I’ve been looking at how the current generation of small farmers and market gardeners are doing things. Many of the methods have been developed in North America where there are more small-scale growers supplying local markets than we have in Britain.
Conventional farming has been a helpful influence on home and allotment growers. For example, optimum vegetable planting spacings were researched to help farmers maximise yields. Fertiliser requirements and application timings – such as what point to apply them – were developed to balance costs with benefits.
Things have moved on and large scale conventional agriculture has further diverged from small scale growing. Spacings are now are geared towards the huge machines that seed, weed and harvest the fields. Specialist advisors analyse and create fertilising and pest control programs – way beyond anything possible on a small scale.
Small-scale Commercial Growers
The small-scale commercial growers have a very different approach.
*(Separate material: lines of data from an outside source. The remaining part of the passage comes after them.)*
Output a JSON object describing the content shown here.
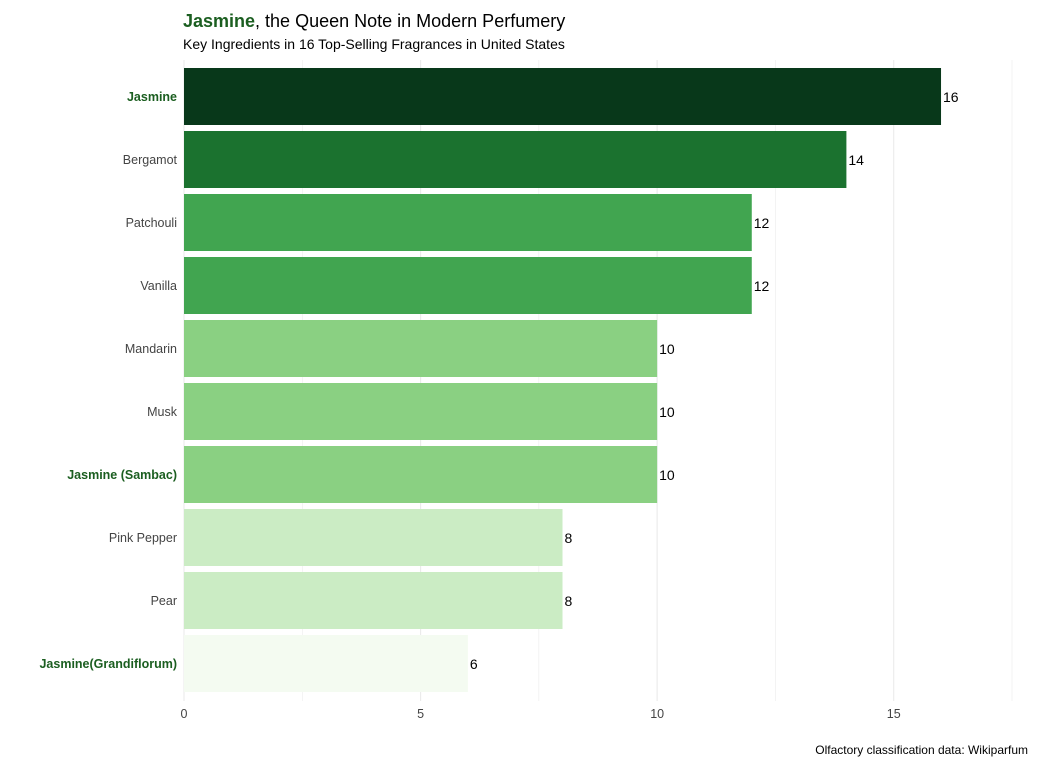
{
  "chart_data": {
    "type": "bar",
    "orientation": "horizontal",
    "title": {
      "highlight": "Jasmine",
      "rest": ", the Queen Note in Modern Perfumery"
    },
    "subtitle": "Key Ingredients in 16 Top-Selling Fragrances in United States",
    "caption": "Olfactory classification data: Wikiparfum",
    "xlim": [
      0,
      17.5
    ],
    "x_ticks": [
      0,
      5,
      10,
      15
    ],
    "grid": true,
    "legend": "none",
    "colors": {
      "title_highlight": "#1b5e20",
      "highlight_label": "#1b5e20",
      "default_label": "#444444",
      "grid": "#ebebeb",
      "value_label": "#000000"
    },
    "categories": [
      "Jasmine",
      "Bergamot",
      "Patchouli",
      "Vanilla",
      "Mandarin",
      "Musk",
      "Jasmine (Sambac)",
      "Pink Pepper",
      "Pear",
      "Jasmine(Grandiflorum)"
    ],
    "values": [
      16,
      14,
      12,
      12,
      10,
      10,
      10,
      8,
      8,
      6
    ],
    "highlighted": [
      true,
      false,
      false,
      false,
      false,
      false,
      true,
      false,
      false,
      true
    ],
    "bar_colors": [
      "#08381a",
      "#1b722f",
      "#41a550",
      "#41a550",
      "#8ad082",
      "#8ad082",
      "#8ad082",
      "#cbecc4",
      "#cbecc4",
      "#f4fbf1"
    ]
  }
}
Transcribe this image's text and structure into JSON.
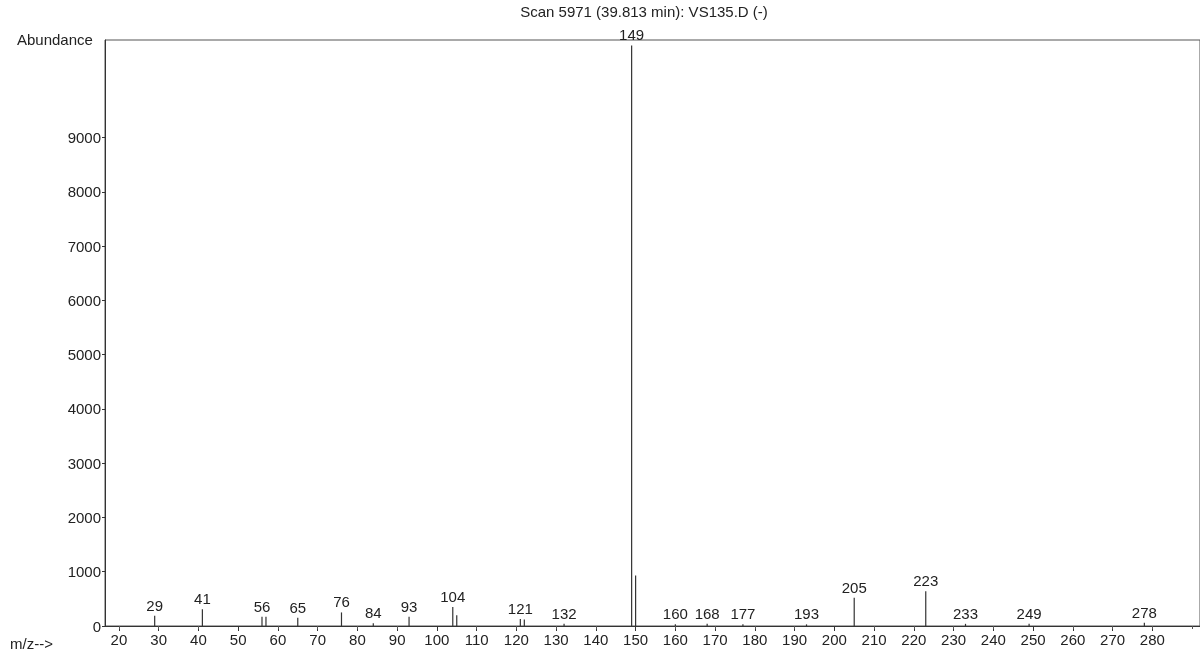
{
  "chart_data": {
    "type": "bar",
    "title": "Scan 5971 (39.813 min): VS135.D (-)",
    "xlabel": "m/z-->",
    "ylabel": "Abundance",
    "x": [
      29,
      41,
      56,
      57,
      65,
      76,
      84,
      93,
      104,
      105,
      121,
      122,
      132,
      149,
      150,
      160,
      168,
      177,
      193,
      205,
      223,
      233,
      249,
      278
    ],
    "values": [
      190,
      310,
      170,
      170,
      150,
      250,
      50,
      170,
      350,
      200,
      130,
      120,
      40,
      10700,
      930,
      30,
      40,
      30,
      30,
      520,
      640,
      40,
      40,
      60
    ],
    "color": "#333333",
    "xlim": [
      16.5,
      292
    ],
    "xticks": [
      20,
      30,
      40,
      50,
      60,
      70,
      80,
      90,
      100,
      110,
      120,
      130,
      140,
      150,
      160,
      170,
      180,
      190,
      200,
      210,
      220,
      230,
      240,
      250,
      260,
      270,
      280
    ],
    "ylim": [
      0,
      10800
    ],
    "yticks": [
      0,
      1000,
      2000,
      3000,
      4000,
      5000,
      6000,
      7000,
      8000,
      9000
    ],
    "grid": false,
    "annotations": [
      {
        "text": "29",
        "x": 29,
        "y": 190
      },
      {
        "text": "41",
        "x": 41,
        "y": 310
      },
      {
        "text": "56",
        "x": 56,
        "y": 170
      },
      {
        "text": "65",
        "x": 65,
        "y": 150
      },
      {
        "text": "76",
        "x": 76,
        "y": 250
      },
      {
        "text": "84",
        "x": 84,
        "y": 50
      },
      {
        "text": "93",
        "x": 93,
        "y": 170
      },
      {
        "text": "104",
        "x": 104,
        "y": 350
      },
      {
        "text": "121",
        "x": 121,
        "y": 130
      },
      {
        "text": "132",
        "x": 132,
        "y": 40
      },
      {
        "text": "149",
        "x": 149,
        "y": 10700
      },
      {
        "text": "160",
        "x": 160,
        "y": 30
      },
      {
        "text": "168",
        "x": 168,
        "y": 40
      },
      {
        "text": "177",
        "x": 177,
        "y": 30
      },
      {
        "text": "193",
        "x": 193,
        "y": 30
      },
      {
        "text": "205",
        "x": 205,
        "y": 520
      },
      {
        "text": "223",
        "x": 223,
        "y": 640
      },
      {
        "text": "233",
        "x": 233,
        "y": 40
      },
      {
        "text": "249",
        "x": 249,
        "y": 40
      },
      {
        "text": "278",
        "x": 278,
        "y": 60
      }
    ]
  }
}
They’re generally organic in attitude and selling locally direct to the consumer, working on far smaller areas, hundreds of square metres rather than hectares.
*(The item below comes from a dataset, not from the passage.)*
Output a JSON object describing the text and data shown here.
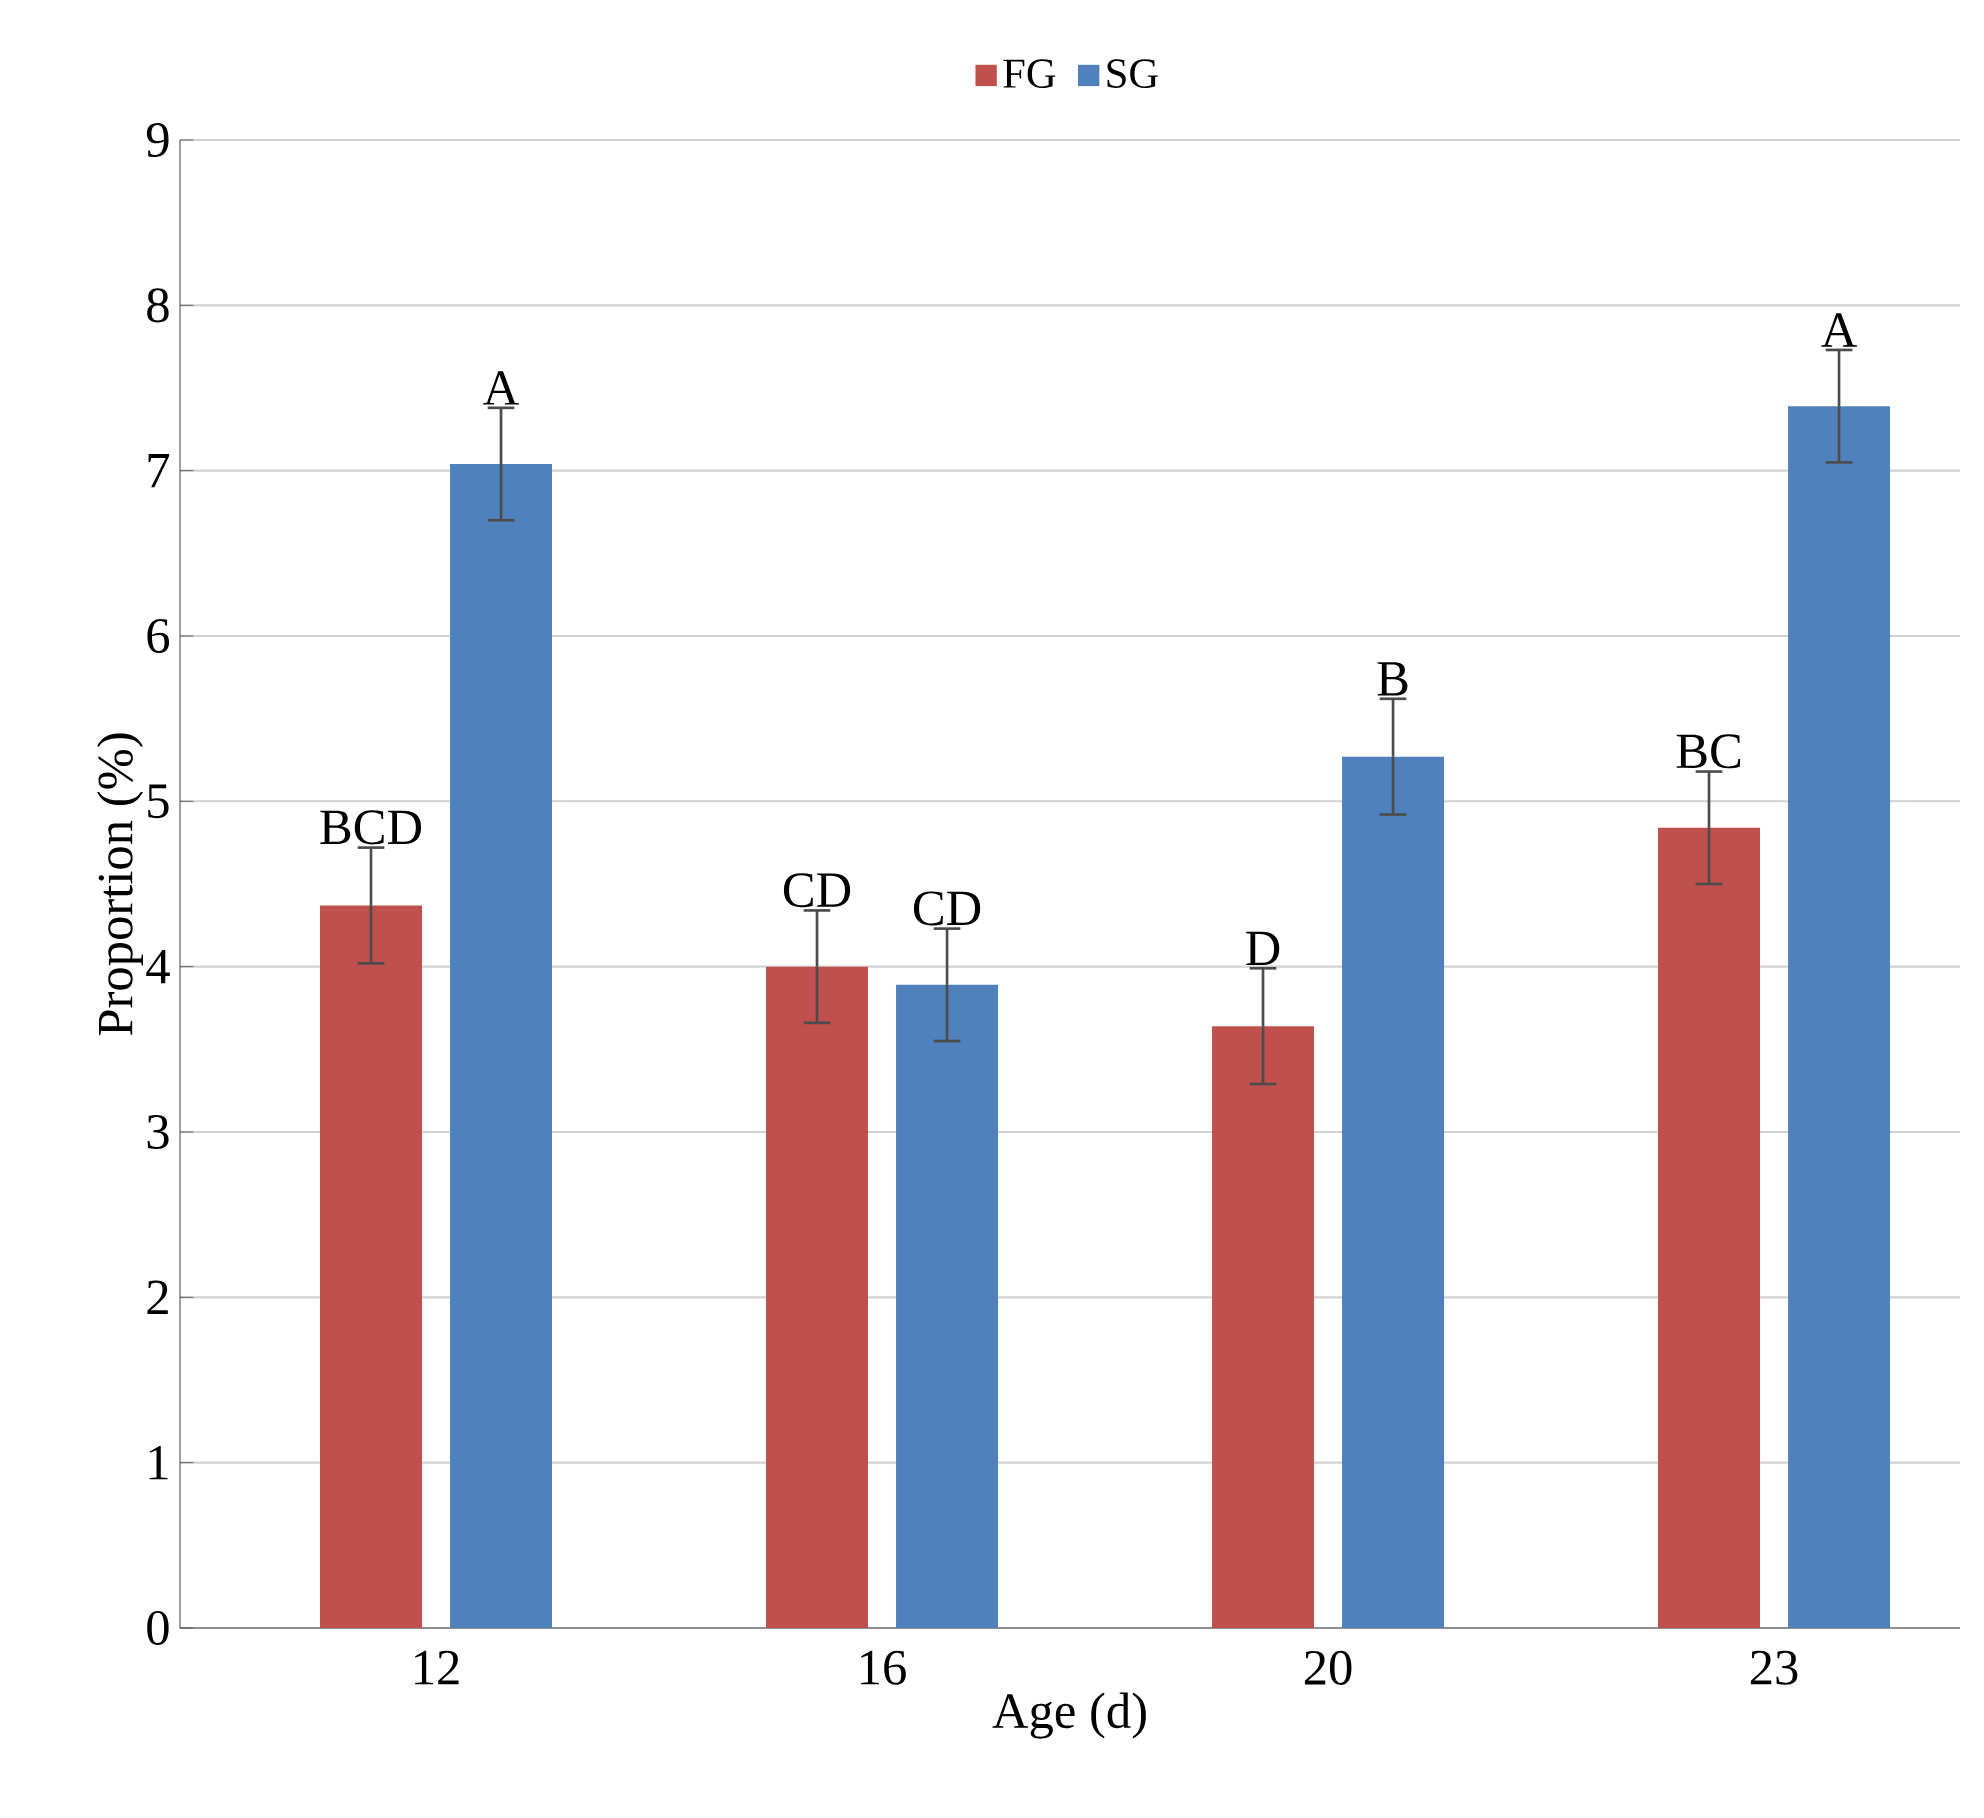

One Canadian small scale market gardener, Curtis Stone, uses his own garden and rents gardens to provide growing space. He employs staff and makes a good living from a quarter acre of land – that’s about 1,000 M2 or a tenth of a hectare, or four full-size allotment plots. For comparison, the average size of a farm in England is 85 hectares.
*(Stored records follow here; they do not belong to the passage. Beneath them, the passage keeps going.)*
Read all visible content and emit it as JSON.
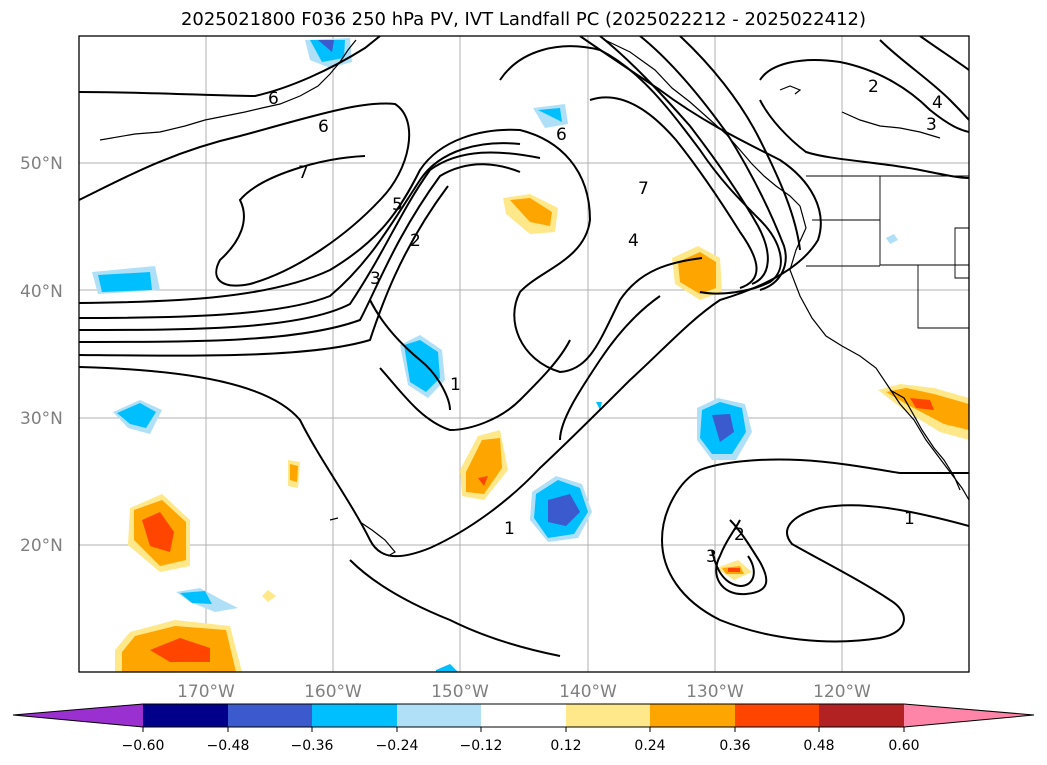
{
  "title": "2025021800 F036 250 hPa PV, IVT Landfall PC (2025022212 - 2025022412)",
  "map": {
    "lon_range": [
      -180,
      -110
    ],
    "lat_range": [
      10,
      60
    ],
    "lat_ticks": [
      "20°N",
      "30°N",
      "40°N",
      "50°N"
    ],
    "lon_ticks": [
      "170°W",
      "160°W",
      "150°W",
      "140°W",
      "130°W",
      "120°W"
    ],
    "contour_labels": [
      "6",
      "6",
      "7",
      "5",
      "2",
      "3",
      "1",
      "6",
      "7",
      "4",
      "2",
      "4",
      "3",
      "1",
      "2",
      "3",
      "1"
    ]
  },
  "colorbar": {
    "ticks": [
      "−0.60",
      "−0.48",
      "−0.36",
      "−0.24",
      "−0.12",
      "0.12",
      "0.24",
      "0.36",
      "0.48",
      "0.60"
    ],
    "colors": [
      "#9b30d0",
      "#00008b",
      "#3a5acd",
      "#00bfff",
      "#b0e0f8",
      "#ffffff",
      "#ffe88a",
      "#ffa500",
      "#ff4500",
      "#b22222",
      "#ff85a8"
    ]
  }
}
30 inch or 75 centimetre Beds
Crops outside of the greenhouse and polytunnel are grown in beds just 30 inches (75 cm) wide beds which are 50 feet (15 M) or even 100 feet (30 M) in length with a narrow path between.
This 30 in. bed width has become the standard for these market gardeners and a range of tools are available designed for them like broadforks for opening up the sub-surface soil, tilthing tools and harvesting cutters for salad greens. They’re managed on a no-dig or low-tillage system with additional compost being added annually.
Raised Beds – Over Done?
I must admit that I think that raised beds are often overdone. If you’ve got a good, deep soil then why go to cost and effort of building raised beds?
I’ve built them on two plots where I had occasional flooding problems and it was easier to raise the growing height rather than put in drains.
Here I’ve put in some raised beds to quickly create quality growing space with a deep soil above the stones. I’ve never been unlucky enough to have such a stony soil as we have here. My first thought was to double dig but often it takes three goes just to get a fork into the ground. It hits a stone and stops with a shock. A spade is almost impossible at times.
Size for Raised Beds
The generally accepted size for raised beds is that they should be 4 feet wide by 10 feet long (1.2 x 3 metres). This makes a lot of sense as it enables access to the centre of the bed from either side and isn’t so long that you are tempted to walk over the bed to get to the other side. The main paths are set with a width of around 2 feet (60 cm) to work from and the side paths at 18 ins. (45 cm) wide enough to nip through to the other side.
Is the 30 inch bed for home growers?
Now, looking at what the new market gardeners were doing made me wonder if the 30 inch bed method would be useful to home growers. Remember they are growing a limited range of crops compared to a home grower. They’re looking at profitability which means salads more than staples, but we’re growing staples like potatoes and brassicas that are relatively cheap although they occupy the ground for quite some time.
Market growers find set bed sizes enable them to manage their growing more easily and use a range of standardised equipment. The benefit of beds like these to us gardeners is primarily psychological. Breaking up a plot into manageable areas for weeding and cultivating. It can be pretty daunting looking at an entire plot being overtaken by weeds.
Cultivating the Stony Ground
Over the last couple of years I have discovered a way to cultivate this stony soil. My Merry Tiller will churn it up the soil regardless of the stones. By going over the soil with the tiller and then picking out the stones, a depth of workable soil can be made. I need to get a stone-free depth of at least 8 ins. (20 cm) to grow carrots for example.
Once rotavated and stone picked I can open up the compacted soil below with the fork, although this is still a far from easy task. Then put a layer of compost onto the surface and sow or plant away.
I’ve an area that’s been covered with the bark peelings in the veg field above the existing raised beds that I use for paths and in the chicken run, so I cleared some of that to put the new beds in. Then I realised that the ground is so dry at the moment that it’s unworkable. This is an experiment that will have to wait till after the drought breaks.
I’ll post the results of my trying some other market gardening methods next.